Ce concept n’est pas nouveau puisque l’enseigne a ouvert son premier établissement à Zurich en 2013 mais il est tout simplement génial. Il permet de donner une seconde chance aux produits invendus mais encore bons à la consommation, de participer à sensibiliser l’opinion publique sur le gaspillage alimentaire et sur la notion du « frais de la veille » (une notion qui se rapproche de celle des légumes moches) et enfin d’éduquer le marché pour inciter les consommateurs à faire des achats plus responsables. Et pour les artisans boulangers partenaires de l’enseigne, voir leurs produits ainsi valorisés, achetés et consommés (plutôt que jetés) est également très valorisant, comme cela est justement souligné sur le site de l’enseigne.
Au-delà du concept innovant qui vient, là encore, bousculer les codes, Äss-Bar est une belle Histoire, à laquelle on a forcément envie d’adhérer et dont on attend impatiemment la suite… Espérons que le concept fasse des petits et inspire d’autres restaurateurs, boulangers, entrepreneurs d’ici ou d’ailleurs !
Chambelland, boulangerie sans gluten
« Proposer une expérience boulangère inédite » , telle est la mission que se sont lancés Nathaniel Doboin et Thomas Teffri-Chambelland, les co-fondateurs des lieux. Dans cette boulangerie moderne et bien ancrée dans son temps, ils proposent une gamme de pains sans blé, sans seigle, sans orge, bref, une gamme de pains naturellement sans gluten ! Et pour réussir ce pari ambitieux, ils n’ont pas hésité à « mettre la main à la pâte » , en créant leur propre moulin dans le sud de la France dans lequel ils produisent leurs propres farines (farine de riz, de sarrasin, de sorgho et de millet). Ceux qui le souhaitent peuvent d’ailleurs repartir avec les farines de l’enseigne, pour tester leurs propres recettes à la maison.

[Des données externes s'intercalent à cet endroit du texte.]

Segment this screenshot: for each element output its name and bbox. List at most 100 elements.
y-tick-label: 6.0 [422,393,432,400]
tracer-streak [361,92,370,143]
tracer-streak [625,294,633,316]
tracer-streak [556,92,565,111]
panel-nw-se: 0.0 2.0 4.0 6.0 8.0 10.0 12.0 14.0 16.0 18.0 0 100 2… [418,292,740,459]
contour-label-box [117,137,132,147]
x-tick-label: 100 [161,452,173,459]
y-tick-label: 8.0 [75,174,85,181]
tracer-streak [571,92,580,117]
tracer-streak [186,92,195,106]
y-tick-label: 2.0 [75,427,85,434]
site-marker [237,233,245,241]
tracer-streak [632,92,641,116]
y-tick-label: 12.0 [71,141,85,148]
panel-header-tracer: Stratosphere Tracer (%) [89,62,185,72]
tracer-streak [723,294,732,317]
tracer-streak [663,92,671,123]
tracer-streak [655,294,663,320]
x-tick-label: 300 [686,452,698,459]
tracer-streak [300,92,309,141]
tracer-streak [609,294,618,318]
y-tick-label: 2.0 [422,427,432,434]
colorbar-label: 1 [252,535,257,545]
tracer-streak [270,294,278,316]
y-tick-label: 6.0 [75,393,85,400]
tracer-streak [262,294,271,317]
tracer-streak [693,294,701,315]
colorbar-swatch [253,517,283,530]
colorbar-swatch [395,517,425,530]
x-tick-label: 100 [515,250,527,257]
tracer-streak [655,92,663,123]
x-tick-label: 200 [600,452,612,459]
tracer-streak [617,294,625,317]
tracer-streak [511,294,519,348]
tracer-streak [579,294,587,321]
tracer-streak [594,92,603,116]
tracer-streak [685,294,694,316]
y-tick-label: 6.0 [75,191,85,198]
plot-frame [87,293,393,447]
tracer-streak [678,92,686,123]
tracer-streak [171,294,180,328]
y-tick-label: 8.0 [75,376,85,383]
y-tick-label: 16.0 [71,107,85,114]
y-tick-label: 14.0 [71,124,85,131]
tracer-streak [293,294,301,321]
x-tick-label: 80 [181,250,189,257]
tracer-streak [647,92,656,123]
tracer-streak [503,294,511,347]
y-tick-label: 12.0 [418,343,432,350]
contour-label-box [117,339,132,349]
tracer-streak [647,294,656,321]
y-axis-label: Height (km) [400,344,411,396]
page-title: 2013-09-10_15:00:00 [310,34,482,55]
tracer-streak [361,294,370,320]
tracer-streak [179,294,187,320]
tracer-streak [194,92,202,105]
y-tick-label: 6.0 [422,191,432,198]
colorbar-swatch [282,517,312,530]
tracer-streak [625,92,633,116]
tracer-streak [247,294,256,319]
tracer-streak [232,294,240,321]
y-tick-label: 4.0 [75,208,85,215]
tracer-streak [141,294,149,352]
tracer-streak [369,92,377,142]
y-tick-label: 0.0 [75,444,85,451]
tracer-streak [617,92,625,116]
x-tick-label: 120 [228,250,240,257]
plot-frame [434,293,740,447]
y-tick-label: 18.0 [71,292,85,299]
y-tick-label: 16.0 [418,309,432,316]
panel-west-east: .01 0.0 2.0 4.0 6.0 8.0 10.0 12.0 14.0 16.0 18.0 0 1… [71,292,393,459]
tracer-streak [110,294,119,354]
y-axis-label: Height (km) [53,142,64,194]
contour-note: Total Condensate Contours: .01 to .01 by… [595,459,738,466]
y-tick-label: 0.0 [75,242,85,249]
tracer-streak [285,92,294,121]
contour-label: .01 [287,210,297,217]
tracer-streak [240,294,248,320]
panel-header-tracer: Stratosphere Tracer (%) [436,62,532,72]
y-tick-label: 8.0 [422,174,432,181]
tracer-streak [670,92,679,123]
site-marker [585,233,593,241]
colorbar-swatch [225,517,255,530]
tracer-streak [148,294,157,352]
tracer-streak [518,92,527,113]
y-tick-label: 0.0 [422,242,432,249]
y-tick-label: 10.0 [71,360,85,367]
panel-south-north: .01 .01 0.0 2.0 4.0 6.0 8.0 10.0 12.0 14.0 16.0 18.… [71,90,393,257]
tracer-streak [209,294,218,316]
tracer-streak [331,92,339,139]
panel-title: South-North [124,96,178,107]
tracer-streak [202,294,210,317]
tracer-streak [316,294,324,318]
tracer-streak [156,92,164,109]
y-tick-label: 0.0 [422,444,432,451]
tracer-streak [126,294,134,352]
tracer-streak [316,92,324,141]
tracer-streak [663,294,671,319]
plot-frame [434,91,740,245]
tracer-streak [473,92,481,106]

Pains au levain naturel, pains de sucre, focaccia, viennoiseries, pâtisseries, soupes ou encore salades : tous les produits sont garantis sans gluten et sont élaborés à partir d’ingrédients bio. Et pour compléter la démarche, les offres salées et sucrées évoluent au gré des saisons et de ce que la Nature a à offrir.
Lorsqu’ils vont acheter du pain, les consommateurs (et en particulier la jeune génération) ne veulent plus « simplement acheter du pain » , ils veulent trouver des recettes et des cuissons inventives, respectueuses de leurs régimes et de leurs habitudes alimentaires, réalisées avec de bons ingrédients frais et si possible locaux, vendues dans des lieux vivants et ouverts, ayant si possible une démarche responsable et transparente, avec un accueil chaleureux et personnalisé… Autant d’éléments sur lesquels les acteurs de la boulangerie peuvent réfléchir et agir pour faire la différence et se réinventer. Et pour créer une expérience unique et mémorable, ils peuvent aussi compter sur une palette des services à même de faciliter la vie des clients : commande en ligne, livraison, click & collect ou encore drive-in.